The Attorney as an Expert Witness

October 28, 2014 § Leave a comment

Lecia Spriggs and her husband, Kurt Buehler, were involved in a divorce trial. Lecia had consulted with Dennis Horn, an attorney, about disability policies and their requirements, and she tried to call him as an expert witness. Kurt objected on the basis that the law does not recognize expertise in the practice of law. Lecia countered that his testimony would be focused on insurance industry practices, and not on the practice of law. The judge rejected the testimony as speculative.

Thus thwarted, Lecia tried to call Horn as a fact witness, which drew an objection based on failure to identify him as a fact witness in discovery.

In its decision in Spriggs v. Buehler, handed down April 8, 2014, the COA addressed the situation this way:

¶38. Lecia argues that Horn’s expert testimony regarding “the normal and customary actions of disability carriers” should have been admitted. Horn was to give his opinion that a van Lecia had observed near her home “was likely someone conducting surveillance of her on behalf of Northwestern.” Lecia also claims that Horn “should have been allowed to testify as to what he advised Lecia to do in order to minimize the possibility of termination of her payments[.]”

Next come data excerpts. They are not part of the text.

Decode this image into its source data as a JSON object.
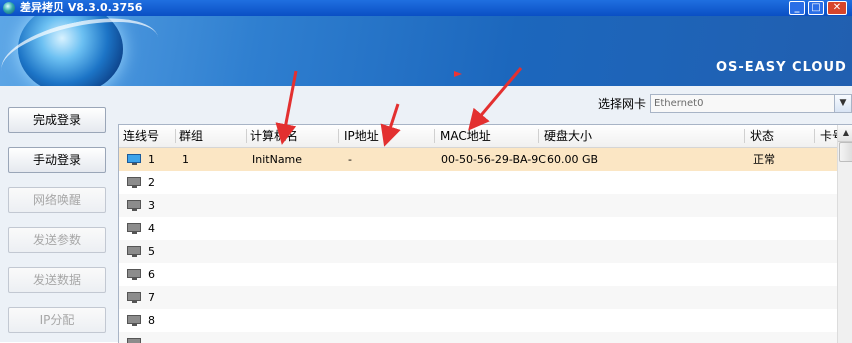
{
  "window": {
    "title": "差异拷贝 V8.3.0.3756",
    "min_glyph": "_",
    "max_glyph": "□",
    "close_glyph": "✕"
  },
  "banner": {
    "brand": "OS-EASY CLOUD"
  },
  "sidebar": {
    "buttons": [
      {
        "label": "完成登录",
        "enabled": true
      },
      {
        "label": "手动登录",
        "enabled": true
      },
      {
        "label": "网络唤醒",
        "enabled": false
      },
      {
        "label": "发送参数",
        "enabled": false
      },
      {
        "label": "发送数据",
        "enabled": false
      },
      {
        "label": "IP分配",
        "enabled": false
      }
    ]
  },
  "nic": {
    "label": "选择网卡",
    "value": "Ethernet0",
    "arrow": "▼"
  },
  "table": {
    "columns": [
      "连线号",
      "群组",
      "计算机名",
      "IP地址",
      "MAC地址",
      "硬盘大小",
      "状态",
      "卡号"
    ],
    "rows": [
      {
        "num": "1",
        "group": "1",
        "name": "InitName",
        "ip": "-",
        "mac": "00-50-56-29-BA-9C",
        "disk": "60.00 GB",
        "status": "正常",
        "selected": true
      },
      {
        "num": "2",
        "group": "",
        "name": "",
        "ip": "",
        "mac": "",
        "disk": "",
        "status": ""
      },
      {
        "num": "3",
        "group": "",
        "name": "",
        "ip": "",
        "mac": "",
        "disk": "",
        "status": ""
      },
      {
        "num": "4",
        "group": "",
        "name": "",
        "ip": "",
        "mac": "",
        "disk": "",
        "status": ""
      },
      {
        "num": "5",
        "group": "",
        "name": "",
        "ip": "",
        "mac": "",
        "disk": "",
        "status": ""
      },
      {
        "num": "6",
        "group": "",
        "name": "",
        "ip": "",
        "mac": "",
        "disk": "",
        "status": ""
      },
      {
        "num": "7",
        "group": "",
        "name": "",
        "ip": "",
        "mac": "",
        "disk": "",
        "status": ""
      },
      {
        "num": "8",
        "group": "",
        "name": "",
        "ip": "",
        "mac": "",
        "disk": "",
        "status": ""
      }
    ],
    "scroll_up": "▲"
  },
  "colors": {
    "titlebar": "#0a4fc4",
    "selected_row": "#fbe6c4",
    "annotation_arrow": "#e33030",
    "disabled_text": "#a7a7a7"
  },
  "icons": {
    "row": "computer-icon",
    "app": "globe-icon"
  }
}
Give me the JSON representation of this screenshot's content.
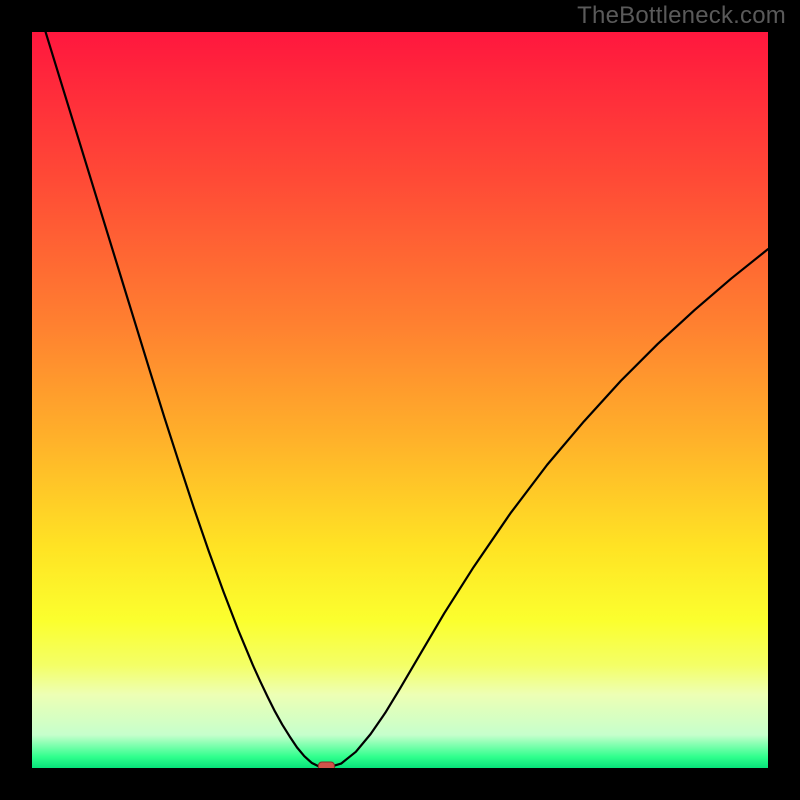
{
  "watermark": "TheBottleneck.com",
  "colors": {
    "frame": "#000000",
    "curve": "#000000",
    "marker_fill": "#d2524a",
    "marker_stroke": "#8a2e28",
    "gradient_stops": [
      {
        "offset": 0.0,
        "color": "#ff173e"
      },
      {
        "offset": 0.2,
        "color": "#ff4a36"
      },
      {
        "offset": 0.4,
        "color": "#ff8130"
      },
      {
        "offset": 0.55,
        "color": "#ffb02a"
      },
      {
        "offset": 0.7,
        "color": "#ffe324"
      },
      {
        "offset": 0.8,
        "color": "#fbff2e"
      },
      {
        "offset": 0.86,
        "color": "#f4ff66"
      },
      {
        "offset": 0.9,
        "color": "#edffb4"
      },
      {
        "offset": 0.955,
        "color": "#c6ffcc"
      },
      {
        "offset": 0.985,
        "color": "#2fff8d"
      },
      {
        "offset": 1.0,
        "color": "#07e27a"
      }
    ]
  },
  "chart_data": {
    "type": "line",
    "title": "",
    "xlabel": "",
    "ylabel": "",
    "xlim": [
      0,
      100
    ],
    "ylim": [
      0,
      100
    ],
    "x": [
      0,
      2,
      4,
      6,
      8,
      10,
      12,
      14,
      16,
      18,
      20,
      22,
      24,
      26,
      28,
      30,
      31,
      32,
      33,
      34,
      35,
      36,
      37,
      38,
      39,
      40,
      42,
      44,
      46,
      48,
      50,
      53,
      56,
      60,
      65,
      70,
      75,
      80,
      85,
      90,
      95,
      100
    ],
    "values": [
      106,
      99.5,
      93,
      86.5,
      80,
      73.5,
      67,
      60.5,
      54,
      47.6,
      41.4,
      35.3,
      29.5,
      24,
      18.8,
      14,
      11.8,
      9.7,
      7.7,
      5.9,
      4.3,
      2.8,
      1.6,
      0.7,
      0.2,
      0,
      0.6,
      2.2,
      4.6,
      7.5,
      10.8,
      15.9,
      21,
      27.3,
      34.6,
      41.2,
      47.1,
      52.6,
      57.6,
      62.2,
      66.5,
      70.5
    ],
    "marker": {
      "x": 40,
      "y": 0
    },
    "grid": false,
    "legend": false
  }
}
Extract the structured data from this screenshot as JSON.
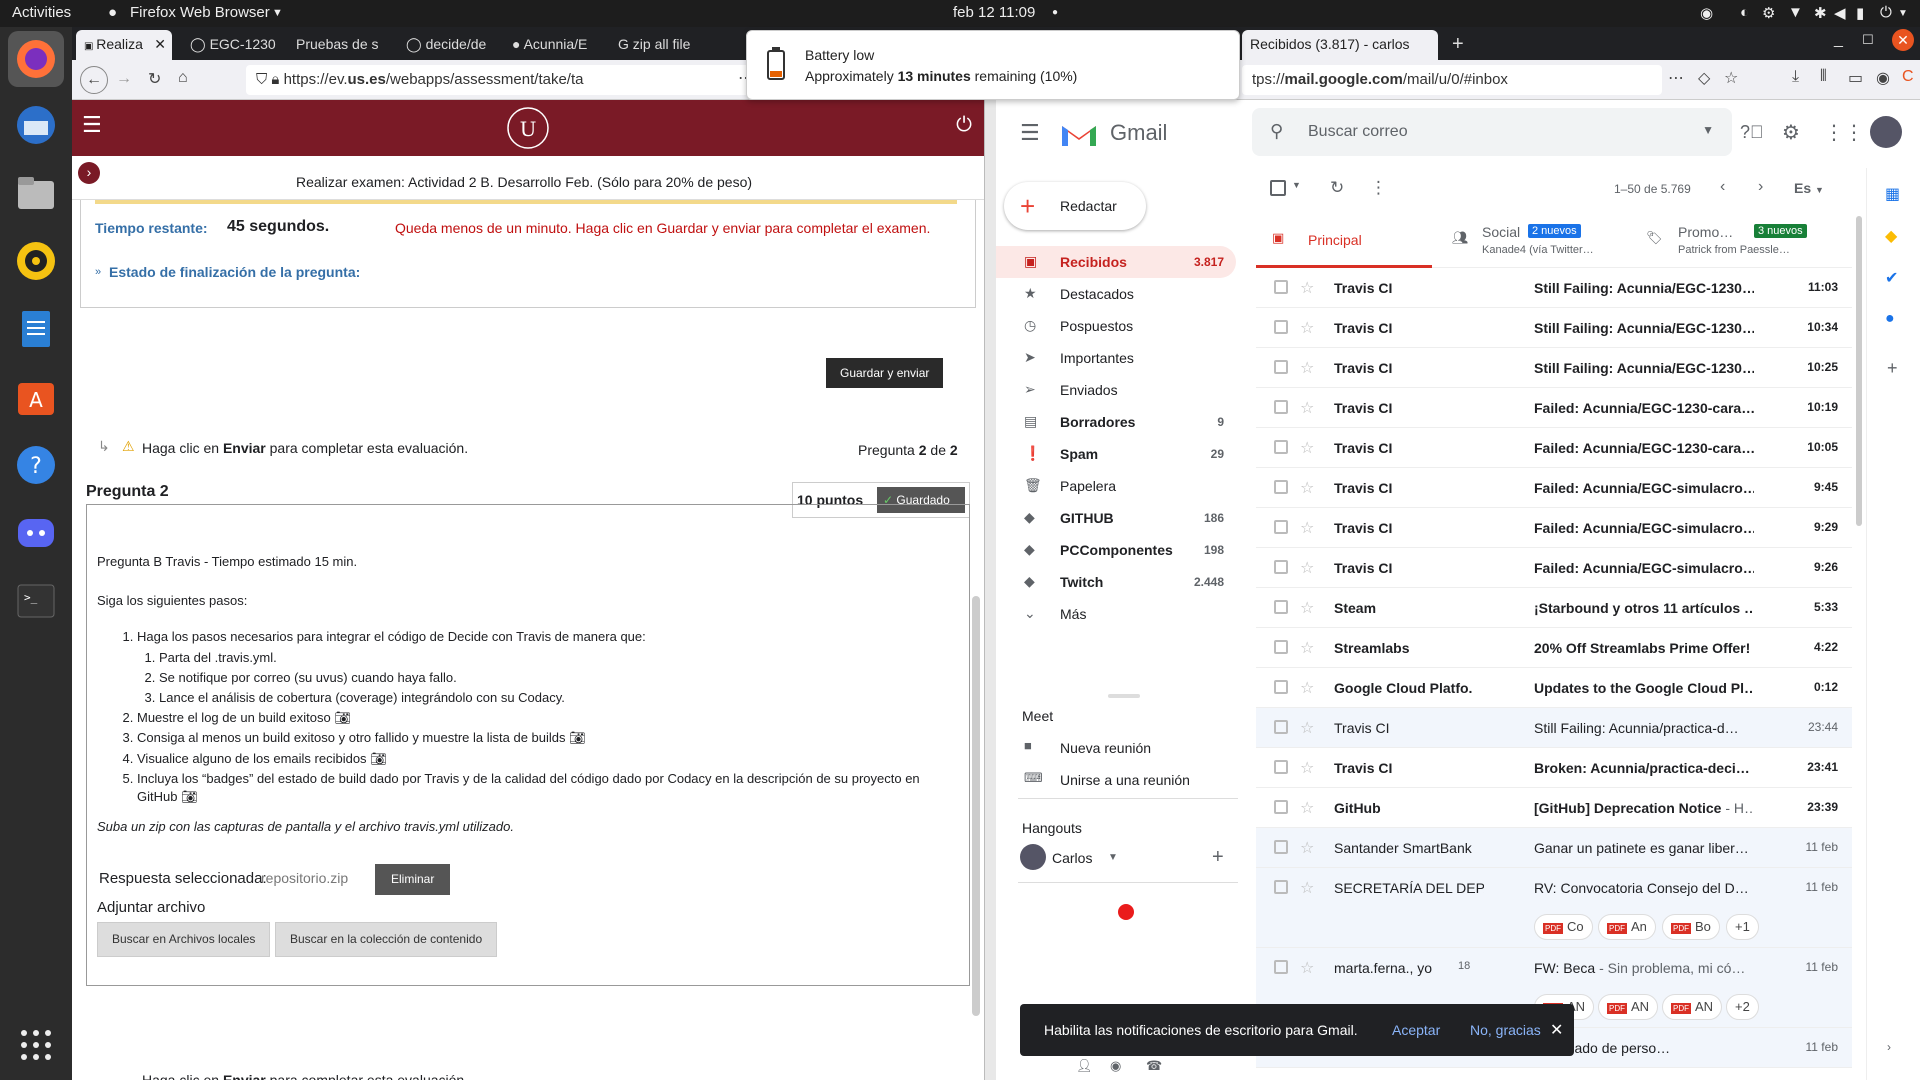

¶39. Mississippi Rule of Evidence 702 governs the admissibility of expert testimony, providing:

If scientific, technical, or other specialized knowledge will assist the trier of fact to understand the evidence or to determine a fact in issue, a witness qualified as an expert by knowledge, skill, experience, training, or education, may testify thereto in the form of an opinion or otherwise, if (1) the testimony is based upon sufficient facts or data, (2) the testimony is the product of reliable principles and methods, and (3) the witness has applied the principles and methods reliably to the facts of the case.

“Relevancy and admissibility of evidence are largely within the discretion of the trial court[,]” and the trial court’s decision will only be reversed “where that discretion has been abused.” Terrain Enters. Inc. v. Mockbee, 654 So. 2d 1122, 1128 (Miss. 1995) (quoting Hentz v. State, 542 So. 2d 914, 917 (Miss. 1989)). We agree with the chancery court’s conclusion that the “expert” information offered by Horn (i.e., how litigation concerning disability claims could last up to two years, and how insurance companies often conduct surveillance on claimants) was speculative and not based on any sufficient facts or data or reliable principles or methods. Counsel for Lecia acknowledged at trial: “The purpose of Mr. Horn’s testimony is to discuss his experience in these types of actions and what could happen and what may happen in the event [Lecia] does certain things. And if this does happen, what are her consequences after that?” (Emphasis added). Accordingly, we find no abuse of discretion in the chancellor’s decision to exclude Horn as an expert witness.

¶40. Horn was also excluded as a fact witness due to Lecia’s failure to include him as such in the scheduling order. As we have already stated, a trial court has “considerable discretion” in managing pretrial discovery. See Bowie, 861 So. 2d at 1042 (¶14). Lecia does not dispute that Horn was not listed as a fact witness in discovery according to the scheduling order. Therefore, we find no abuse of discretion in the chancellor’s decision to exclude Horn as a witness.

In the case of Robertson v. Robertson, 812 So.2d 998, 1004 (Miss. App. 2001), which involved a strikingly similar situation at trial, the COA went further. In that case, counsel for respondent in a child-support modification case sought to call Covington, his former attorney, to testify about the parties’ intent in including certain language on a property settlement agreement. Judge Payne, for the court:

¶ 18. The chancellor excluded Covington’s testimony stating that as chancellor she has expert knowledge of appropriate child support and interpretation of language contained in property settlement agreements. Therefore, the chancellor found that Covington’s testimony would not be necessary to assist the court in determination of any of those issues. The chancellor further found that Debbie would be at a substantial disadvantage because the identification of Covington as an expert did not give Debbie adequate information that Covington would be called as a fact witness, and Debbie’s only source of evidence to defend against Covington’s testimony would be Debbie’s own attorney. Since Mississippi Rules of Professional Conduct 3.7 prohibits an attorney from being both a witness and counsel in the same case, the prejudice would be that Debbie would have to hire a new attorney before the trial could continue or forego her defense which could be proven only by her attorney of record as a witness.